I am sure they do not need Government clearance to engage in commercial activities of this kind. What they need to do, just in case they lack internal capacity is to take on a Business Development official who can plan for these enterprises and ensure continuity even during the holiday seasons.
One case study I would like to see happen is Busoga College Mwiri. With nearly a square mile of land that is largely lying idle, the school has the potential to undertake numerous student supported activities like Chicken, Goat, Cow, Pig and Rabbit rearing. The school could also undertake horticulture and grow various vegetables and spices. All these could be branded with the School brand like Mwiri Eggs, Mwiri Chicken, Mwiri Beef, Mwiri Milk/Yoghurt, Mwiri Cabbage, Mwiri Lettuce, Mwiri Spices etc. All these can be retailed through supermarkets and shops in the Jinja and Bugembe areas thereby offering a much needed income stream that could also directly benefit the participating students.
So, for this school claiming to be stuck with 700 chicken, and others out there in a similar boat, my advice is that they start looking at their students as productive individuals who can add value as they scale their way through the education ranks.

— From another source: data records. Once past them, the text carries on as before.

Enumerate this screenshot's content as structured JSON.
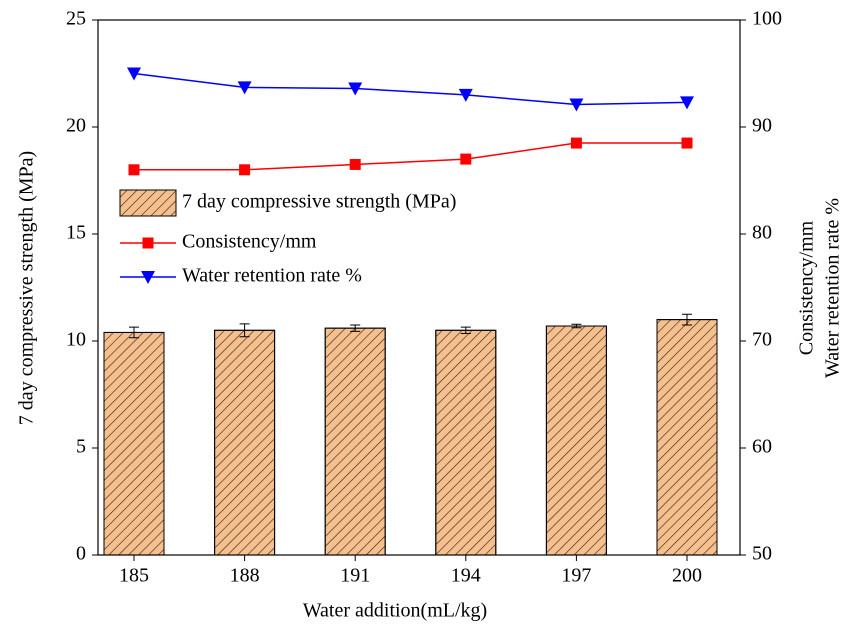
{
  "chart_data": {
    "type": "bar",
    "xlabel": "Water addition(mL/kg)",
    "ylabel": "7 day compressive strength (MPa)",
    "y2label": [
      "Consistency/mm",
      "Water retention rate %"
    ],
    "categories": [
      "185",
      "188",
      "191",
      "194",
      "197",
      "200"
    ],
    "ylim": [
      0,
      25
    ],
    "yticks": [
      0,
      5,
      10,
      15,
      20,
      25
    ],
    "y2lim": [
      50,
      100
    ],
    "y2ticks": [
      50,
      60,
      70,
      80,
      90,
      100
    ],
    "series": [
      {
        "name": "7 day compressive strength (MPa)",
        "type": "bar",
        "color": "#f6c08e",
        "values": [
          10.4,
          10.5,
          10.6,
          10.5,
          10.7,
          11.0
        ],
        "errors": [
          0.25,
          0.3,
          0.15,
          0.15,
          0.08,
          0.25
        ]
      },
      {
        "name": "Consistency/mm",
        "type": "line",
        "axis": "y2",
        "marker": "square",
        "color": "#ff0000",
        "values": [
          86,
          86,
          86.5,
          87,
          88.5,
          88.5
        ]
      },
      {
        "name": "Water retention rate %",
        "type": "line",
        "axis": "y2",
        "marker": "triangle-down",
        "color": "#0000ff",
        "values": [
          95,
          93.7,
          93.6,
          93,
          92.1,
          92.3
        ]
      }
    ]
  }
}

At a personal level, I have been very impressed by my son in Senior 1 who ever since first term holidays has exhibited a knack for getting solutions to problems at home. The minute he landed at home this December holiday, he noticed the high charcoal consumption and immediately embarked upon making charcoal briquettes. He found some damaged section of an external tap and tasked me to purchase cement in order for him to embark on the repairs (a job I was planning to pay a handyman to do). Now this is what we call skills development from an early phase in life.
Such abilities once engrained in these learners at an early stage will guarantee them to be productive even if they dropped out of school during O Level. This is a stark contrast with the approach my generation took through studies. As a result, the beneficiaries of this new curriculum are likely to discover themselves much earlier than we their parents did.
For those that see only flaws in the implementation of the new curriculum, it is time you took a step back and appreciated some of the early victories it is scoring.